Le BIT appelle à une action globale « redynamisée » contre le travail des enfants


saharamedia
Dimanche 16 Mai 2010



Le BIT appelle à une action globale « redynamisée » contre le travail des enfants

Quoique l’effectif mondial des enfants qui travaillent ait reculé de 222 à 215 millions, au cours de la période 2004 à 2008, les efforts déployés pour éliminer les pires formes de travail des enfants sont en en train de se relâcher du fait de l’impact de lé récession économique. 

 

Pour inverser la tendance, le Bureau international du Travail (BIT) tire la sonnette d’alarme dans son Rapport global quadriennal sur le travail des enfants publié samedi, et invite la communauté mondiale à une campagne globale « redynamisée ».

« Les progrès sont irréguliers : ni assez rapides ni suffisamment étendus pour atteindre les buts que nous nous sommes fixés », a ainsi déclaré le Directeur général du BIT, Juan Somavia. Et de faire remarquer : « Nous devons faire de nouveaux efforts à grande échelle. La situation exige une campagne redynamisée contre le travail des enfants. Nous devons amplifier notre action et passer à la vitesse supérieure ».

C’est dire à quel point la récession économique qui pourrait certes « freiner davantage » le progrès vers le but d’éliminer les pires formes de travail des enfants d’ici à 2016, ne peut servir d’excuse, aux yeux du patron du BIT, pour réduire les ambitions ou justifier l’inaction. Au contraire, précise M. Somavia, « elle offre l’occasion de mettre en œuvre des mesures politiques efficaces pour la population, pour la reprise et pour un développement durable. » Le nouveau rapport du BIT, intitulé Accélérer l’action contre le travail des enfants, a été publié à la veille de la Conférence mondiale sur le travail des enfants organisée par le gouvernement néerlandais à La Haye, du 10 au 11 mai, en coopération avec l’OIT.

La conférence mondiale devait examiner une nouvelle « feuille de route » pour l’élimination du travail des enfants et donner un nouvel élan à la lutte contre le travail des enfants.
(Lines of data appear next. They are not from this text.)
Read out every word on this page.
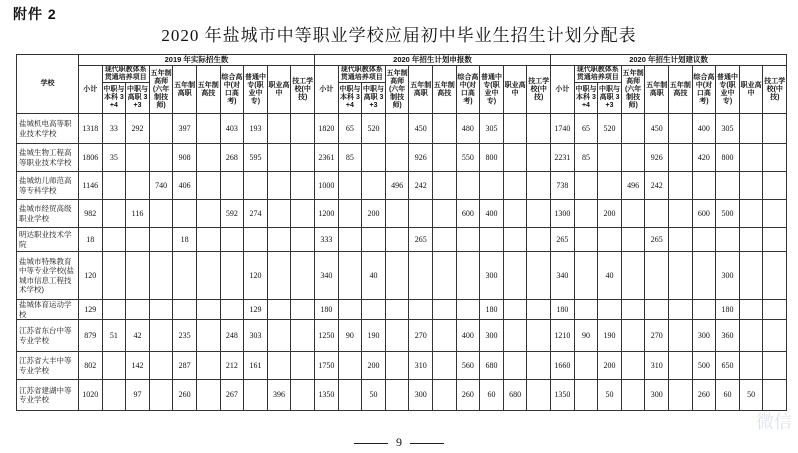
附件 2
2020 年盐城市中等职业学校应届初中毕业生招生计划分配表
学校	2019 年实际招生数										2020 年招生计划申报数										2020 年招生计划建议数									
	小计	现代职教体系贯通培养项目		五年制高师(六年制技师)	五年制高职	五年制高技	综合高中(对口高考)	普通中专(职业中专)	职业高中	技工学校(中技)	小计	现代职教体系贯通培养项目		五年制高师(六年制技师)	五年制高职	五年制高技	综合高中(对口高考)	普通中专(职业中专)	职业高中	技工学校(中技)	小计	现代职教体系贯通培养项目		五年制高师(六年制技师)	五年制高职	五年制高技	综合高中(对口高考)	普通中专(职业中专)	职业高中	技工学校(中技)
		中职与本科 3+4	中职与高职 3+3									中职与本科 3+4	中职与高职 3+3									中职与本科 3+4	中职与高职 3+3							
盐城机电高等职业技术学校	1318	33	292		397		403	193			1820	65	520		450		480	305			1740	65	520		450		400	305		
盐城生物工程高等职业技术学校	1806	35			908		268	595			2361	85			926		550	800			2231	85			926		420	800		
盐城幼儿师范高等专科学校	1146			740	406						1000			496	242						738			496	242					
盐城市经贸高级职业学校	982		116				592	274			1200		200				600	400			1300		200				600	500		
明达职业技术学院	18				18						333				265						265				265					
盐城市特殊教育中等专业学校(盐城市信息工程技术学校)	120							120			340		40					300			340		40					300		
盐城体育运动学校	129							129			180							180			180							180		
江苏省东台中等专业学校	879	51	42		235		248	303			1250	90	190		270		400	300			1210	90	190		270		300	360		
江苏省大丰中等专业学校	802		142		287		212	161			1750		200		310		560	680			1660		200		310		500	650		
江苏省建湖中等专业学校	1020		97		260		267		396		1350		50		300		260	60	680		1350		50		300		260	60	50	
9
微信
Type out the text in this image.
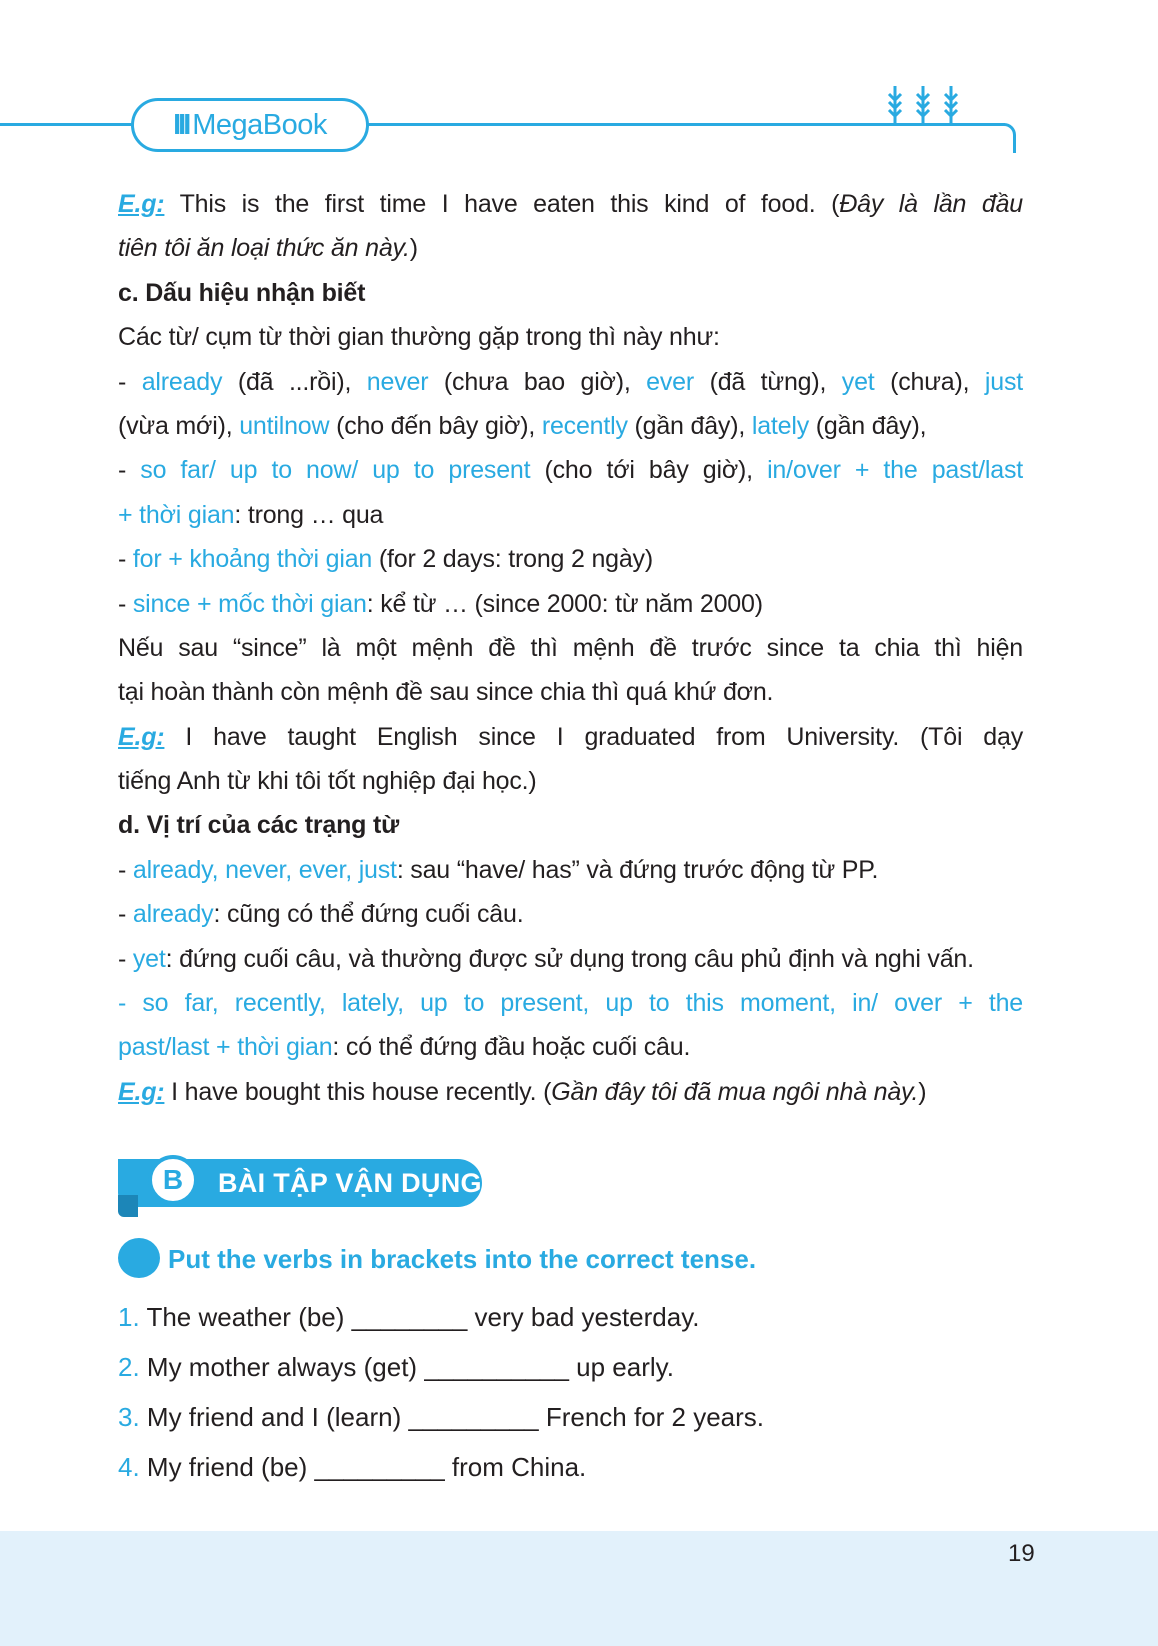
III MegaBook
E.g: This is the first time I have eaten this kind of food. (Đây là lần đầu
tiên tôi ăn loại thức ăn này.)
c. Dấu hiệu nhận biết
Các từ/ cụm từ thời gian thường gặp trong thì này như:
- already (đã ...rồi), never (chưa bao giờ), ever (đã từng), yet (chưa), just
(vừa mới), untilnow (cho đến bây giờ), recently (gần đây), lately (gần đây),
- so far/ up to now/ up to present (cho tới bây giờ), in/over + the past/last
+ thời gian: trong … qua
- for + khoảng thời gian (for 2 days: trong 2 ngày)
- since + mốc thời gian: kể từ … (since 2000: từ năm 2000)
Nếu sau “since” là một mệnh đề thì mệnh đề trước since ta chia thì hiện
tại hoàn thành còn mệnh đề sau since chia thì quá khứ đơn.
E.g: I have taught English since I graduated from University. (Tôi dạy
tiếng Anh từ khi tôi tốt nghiệp đại học.)
d. Vị trí của các trạng từ
- already, never, ever, just: sau “have/ has” và đứng trước động từ PP.
- already: cũng có thể đứng cuối câu.
- yet: đứng cuối câu, và thường được sử dụng trong câu phủ định và nghi vấn.
- so far, recently, lately, up to present, up to this moment, in/ over + the
past/last + thời gian: có thể đứng đầu hoặc cuối câu.
E.g: I have bought this house recently. (Gần đây tôi đã mua ngôi nhà này.)
B BÀI TẬP VẬN DỤNG
Put the verbs in brackets into the correct tense.
1. The weather (be) ________ very bad yesterday.
2. My mother always (get) __________ up early.
3. My friend and I (learn) _________ French for 2 years.
4. My friend (be) _________ from China.
19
115 millions d’enfants encore exposés à des « travaux dangereux »

Les enseignements du nouveau rapport contrastent, a-t-on noté d’ailleurs, avec la dernière évaluation quadriennale de 2006 qui dressait un tableau encourageant. Les nouveaux chiffres montrent en effet une progression « irrégulière » vers l’objectif d’éradication des pires formes de travail des enfants d’ici à 2016. L’avertissement est clair : si la tendance actuelle se poursuit, l’objectif de 2016 ne sera pas atteint. La bonne nouvelle du Rapport reste que le schéma d’ensemble de réduction du travail des enfants a été préservé : plus le travail est dangereux et les enfants impliqués vulnérables, plus le déclin est rapide. Cependant, le chiffre est stupéfiant. 115 millions d’enfants sont encore exposés à des « travaux dangereux », un qualificatif souvent utilisé pour évoquer les pires formes de travail des enfants.

Analysant par ailleurs les données par âge et par sexe, le Rapport montre que les progrès ont été plus substantiels parmi les enfants âgés de 5 à 14 ans, une tranche d’âge où le nombre d’enfants au travail a baissé de 10%. Dans cette même tranche d’âge, le recul est de 31% pour les travaux dangereux. Parmi les filles, le travail des enfants a considérablement diminué (de 15 millions ou 15 %).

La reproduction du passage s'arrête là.